Jamshedpur, March 31: This election, politicians gulping down glasses of hadiya at public meetings and roadshows won’t raise too many eyebrows. That is, if they have pledged their support to a campaign to promote the rice beer as a health drink and a lifestyle choice.

A non-governmental organisation Johar has decided to use the coming Lok Sabha election to promote the drink, an inseparable part of tribal rituals and ceremonies, across the state.

Twenty-three years before, former Union health minister CP Thakur had submitted his thesis on the medicinal value of hadiya. And it is that work that has inspired Johar to take up cudgels for this traditional tribal drink.

The NGO, which has its office in Chaibasa, has plans of roping in tribal leaders, cutting across party lines, for the campaign. The leaders to hit the dusty poll trail will be asked to advocate hadiya as a health drink in the numerous public meetings they will address. Star campaigners from leading political parties will down swigs of the beer to persuade their audience.

Secretary of Johar Bir Singh Sinku while speaking to The Telegraph said the idea of turning hadiya into a popular drink across Jharkhand came from East Singhbhum civil surgeon Shiv Shanker Birua, who had assisted Thakur in his thesis on the beer.

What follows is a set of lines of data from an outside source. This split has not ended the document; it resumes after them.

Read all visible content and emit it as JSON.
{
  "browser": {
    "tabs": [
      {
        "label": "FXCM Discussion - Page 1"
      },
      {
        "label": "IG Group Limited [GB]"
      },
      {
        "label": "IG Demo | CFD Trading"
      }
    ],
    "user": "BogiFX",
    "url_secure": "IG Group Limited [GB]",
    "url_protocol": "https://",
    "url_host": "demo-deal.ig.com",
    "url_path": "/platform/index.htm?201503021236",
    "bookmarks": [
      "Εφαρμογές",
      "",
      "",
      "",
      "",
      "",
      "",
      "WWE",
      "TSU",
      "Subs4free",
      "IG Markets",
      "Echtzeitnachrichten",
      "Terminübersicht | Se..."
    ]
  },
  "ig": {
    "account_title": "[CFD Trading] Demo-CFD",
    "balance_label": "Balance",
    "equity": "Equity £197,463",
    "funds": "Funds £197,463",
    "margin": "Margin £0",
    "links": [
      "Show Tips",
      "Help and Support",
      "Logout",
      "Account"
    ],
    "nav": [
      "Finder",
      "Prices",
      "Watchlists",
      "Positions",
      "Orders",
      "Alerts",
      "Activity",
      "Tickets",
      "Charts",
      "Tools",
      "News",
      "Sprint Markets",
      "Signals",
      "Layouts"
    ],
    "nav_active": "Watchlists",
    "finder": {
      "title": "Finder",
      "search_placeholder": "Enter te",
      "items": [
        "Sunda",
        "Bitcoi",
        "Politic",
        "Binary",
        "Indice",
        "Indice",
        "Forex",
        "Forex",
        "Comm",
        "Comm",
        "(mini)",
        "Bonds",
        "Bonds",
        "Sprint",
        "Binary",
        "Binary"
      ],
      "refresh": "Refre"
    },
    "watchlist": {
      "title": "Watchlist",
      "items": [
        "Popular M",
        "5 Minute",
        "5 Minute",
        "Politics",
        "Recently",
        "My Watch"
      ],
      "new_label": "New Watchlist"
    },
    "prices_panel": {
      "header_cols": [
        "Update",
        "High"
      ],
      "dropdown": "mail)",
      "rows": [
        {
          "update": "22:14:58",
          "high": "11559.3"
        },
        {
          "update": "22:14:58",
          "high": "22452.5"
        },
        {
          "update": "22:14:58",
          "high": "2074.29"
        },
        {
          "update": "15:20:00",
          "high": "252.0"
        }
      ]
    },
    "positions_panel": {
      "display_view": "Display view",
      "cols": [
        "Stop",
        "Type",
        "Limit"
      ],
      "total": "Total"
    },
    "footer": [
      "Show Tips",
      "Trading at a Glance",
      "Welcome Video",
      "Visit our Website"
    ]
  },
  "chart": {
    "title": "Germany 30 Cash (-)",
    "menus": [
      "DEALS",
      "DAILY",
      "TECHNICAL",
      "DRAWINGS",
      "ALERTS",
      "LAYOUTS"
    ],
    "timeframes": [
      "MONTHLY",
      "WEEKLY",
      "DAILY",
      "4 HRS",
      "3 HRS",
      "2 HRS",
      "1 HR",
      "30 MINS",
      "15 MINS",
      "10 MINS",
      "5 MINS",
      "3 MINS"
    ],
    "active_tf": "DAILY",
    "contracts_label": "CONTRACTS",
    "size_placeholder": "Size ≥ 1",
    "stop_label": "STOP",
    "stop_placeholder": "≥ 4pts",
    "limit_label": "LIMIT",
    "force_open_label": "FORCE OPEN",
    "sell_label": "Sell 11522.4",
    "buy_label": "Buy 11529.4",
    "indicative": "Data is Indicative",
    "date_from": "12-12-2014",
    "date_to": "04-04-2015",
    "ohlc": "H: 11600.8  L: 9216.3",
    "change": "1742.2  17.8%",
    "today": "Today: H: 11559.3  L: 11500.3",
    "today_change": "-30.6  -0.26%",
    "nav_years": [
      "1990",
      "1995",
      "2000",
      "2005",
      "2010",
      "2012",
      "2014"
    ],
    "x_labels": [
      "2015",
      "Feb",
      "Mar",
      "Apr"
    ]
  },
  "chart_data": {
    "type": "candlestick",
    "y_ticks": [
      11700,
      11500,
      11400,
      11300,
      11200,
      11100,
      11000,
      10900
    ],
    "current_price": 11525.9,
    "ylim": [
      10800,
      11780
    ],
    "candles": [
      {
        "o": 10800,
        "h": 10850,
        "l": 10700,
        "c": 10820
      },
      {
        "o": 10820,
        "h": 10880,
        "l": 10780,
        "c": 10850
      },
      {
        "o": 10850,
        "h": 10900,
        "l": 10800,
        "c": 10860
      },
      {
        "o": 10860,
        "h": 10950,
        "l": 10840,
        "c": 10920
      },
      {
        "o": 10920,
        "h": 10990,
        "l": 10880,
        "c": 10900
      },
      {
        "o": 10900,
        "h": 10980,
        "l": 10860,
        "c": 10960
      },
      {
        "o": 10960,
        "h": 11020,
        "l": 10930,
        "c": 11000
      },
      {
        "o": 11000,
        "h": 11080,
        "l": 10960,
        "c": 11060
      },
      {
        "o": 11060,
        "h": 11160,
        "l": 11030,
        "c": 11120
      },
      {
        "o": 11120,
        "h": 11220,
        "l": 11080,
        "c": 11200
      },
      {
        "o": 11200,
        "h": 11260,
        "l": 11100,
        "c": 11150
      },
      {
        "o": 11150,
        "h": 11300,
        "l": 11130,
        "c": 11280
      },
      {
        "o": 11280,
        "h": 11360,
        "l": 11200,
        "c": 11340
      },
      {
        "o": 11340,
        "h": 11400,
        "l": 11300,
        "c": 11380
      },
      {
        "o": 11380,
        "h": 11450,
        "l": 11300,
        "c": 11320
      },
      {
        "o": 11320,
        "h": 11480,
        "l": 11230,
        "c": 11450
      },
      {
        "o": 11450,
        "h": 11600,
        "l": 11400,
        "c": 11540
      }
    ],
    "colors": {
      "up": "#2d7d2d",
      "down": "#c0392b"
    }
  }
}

“The research paper on hadiya prepared by Thakur got me thinking on ways to promote this drink that has till now remained confined to the tribal community,” observed Sinku.

Hadiya, besides being an extremely popular drink among tribals living in West Bengal, Orissa, Chhatisgarh and Bihar, is also a part of Jharkhand’s heritage, Sinku said. “As this is the first Lok Sabha election to be held in the state, it offers us a golden opportunity to popularise this traditional drink. ,” he claimed.

The advocates of this drink swear by its immense medicinal value. Birua, who assisted Thakur in his research on rice-beer when the latter was a professor at the Patna Medical College in 1981, said “Hadiya has 35 types of enzymes which are good for liver as well as the intestine. No other drink contains so many enzymes.” Slow fermentation of the rice yields the beer.

Birua explains, “The yeast helps in breaking the carbohydrate into alcohol .” Birua, however, adds a rider. “Like any drink, hadiya needs to be consumed in moderation. Excessive intake may prove harmful,” he said.